Nadia, the 4-year-old Malayan tiger that tested positive, was screened for the COVID-19 illness after developing a dry cough together with three other tigers and three lions, the Wildlife Conservation Society, which manages the zoo, mentioned in a statement. All of the wildcats are expected to recover, it stated.
The novel coronavirus that causes COVID-19 is believed to have spread from animals to humans, and a few animals have tested positive in Hong Kong.
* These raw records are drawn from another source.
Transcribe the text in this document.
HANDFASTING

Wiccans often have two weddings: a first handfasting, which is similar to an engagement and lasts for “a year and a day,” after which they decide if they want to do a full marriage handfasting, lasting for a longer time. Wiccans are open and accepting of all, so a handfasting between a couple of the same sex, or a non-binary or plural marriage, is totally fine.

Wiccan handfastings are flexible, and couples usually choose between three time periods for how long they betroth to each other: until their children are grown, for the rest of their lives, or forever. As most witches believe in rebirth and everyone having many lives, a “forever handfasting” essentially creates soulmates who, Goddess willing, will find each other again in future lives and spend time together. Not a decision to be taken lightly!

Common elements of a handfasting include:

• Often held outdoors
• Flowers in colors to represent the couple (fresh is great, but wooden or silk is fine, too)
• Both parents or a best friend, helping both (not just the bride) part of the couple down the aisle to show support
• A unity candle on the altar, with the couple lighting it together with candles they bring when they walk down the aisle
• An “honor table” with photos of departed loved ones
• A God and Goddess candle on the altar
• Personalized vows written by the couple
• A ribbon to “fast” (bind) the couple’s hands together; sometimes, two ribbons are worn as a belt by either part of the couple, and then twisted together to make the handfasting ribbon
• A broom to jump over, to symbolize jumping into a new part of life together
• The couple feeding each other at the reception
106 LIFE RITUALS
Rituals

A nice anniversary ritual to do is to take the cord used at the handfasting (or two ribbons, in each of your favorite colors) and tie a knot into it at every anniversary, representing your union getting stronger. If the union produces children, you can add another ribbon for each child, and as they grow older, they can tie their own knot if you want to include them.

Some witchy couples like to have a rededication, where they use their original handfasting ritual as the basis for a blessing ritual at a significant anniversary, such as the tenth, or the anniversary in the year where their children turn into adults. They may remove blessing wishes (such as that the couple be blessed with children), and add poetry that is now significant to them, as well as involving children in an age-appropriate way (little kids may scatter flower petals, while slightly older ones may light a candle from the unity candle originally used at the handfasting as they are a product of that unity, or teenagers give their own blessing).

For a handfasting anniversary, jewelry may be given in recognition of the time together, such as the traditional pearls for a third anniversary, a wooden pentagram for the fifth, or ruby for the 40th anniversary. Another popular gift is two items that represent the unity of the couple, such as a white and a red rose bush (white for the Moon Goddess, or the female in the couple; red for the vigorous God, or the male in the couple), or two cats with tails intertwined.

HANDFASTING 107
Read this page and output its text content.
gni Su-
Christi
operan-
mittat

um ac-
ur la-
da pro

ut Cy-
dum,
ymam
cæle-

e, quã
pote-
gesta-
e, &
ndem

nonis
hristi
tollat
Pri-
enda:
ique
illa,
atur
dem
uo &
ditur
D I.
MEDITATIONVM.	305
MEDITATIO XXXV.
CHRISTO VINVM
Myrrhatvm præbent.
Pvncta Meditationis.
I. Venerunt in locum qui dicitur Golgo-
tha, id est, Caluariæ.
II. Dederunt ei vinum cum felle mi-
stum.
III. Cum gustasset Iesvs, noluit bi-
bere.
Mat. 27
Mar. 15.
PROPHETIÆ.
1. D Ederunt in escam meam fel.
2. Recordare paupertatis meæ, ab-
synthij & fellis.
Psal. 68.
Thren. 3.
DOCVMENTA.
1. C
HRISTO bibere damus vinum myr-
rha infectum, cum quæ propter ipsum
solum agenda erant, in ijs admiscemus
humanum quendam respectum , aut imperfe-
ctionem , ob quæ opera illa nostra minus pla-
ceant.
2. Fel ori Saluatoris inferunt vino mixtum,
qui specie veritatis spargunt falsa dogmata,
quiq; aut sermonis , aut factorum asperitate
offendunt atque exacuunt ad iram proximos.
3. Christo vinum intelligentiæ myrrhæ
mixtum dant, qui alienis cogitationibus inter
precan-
However, delegates consider this is a distinctive case because Nadia became sick after exposure to an asymptomatic zoo employee, Paul Calle, a chief veterinarian at the Bronx Zoo, said. Calle stated they did not know which worker infected the tiger.
While the other wildcats were also showing symptoms, the zoo determined to test only Nadia as a result of she was the sickest and had begun to lose her appetite, and they didn’t need to subject all the wildcats to anesthesia, Calle stated.
Nadia underwent X-rays, an ultrasound and blood tests to try to figure out what was ailing her. They determined to check for COVID-19, given the surge in cases in New York City, the epicenter of the outbreak in the U.S.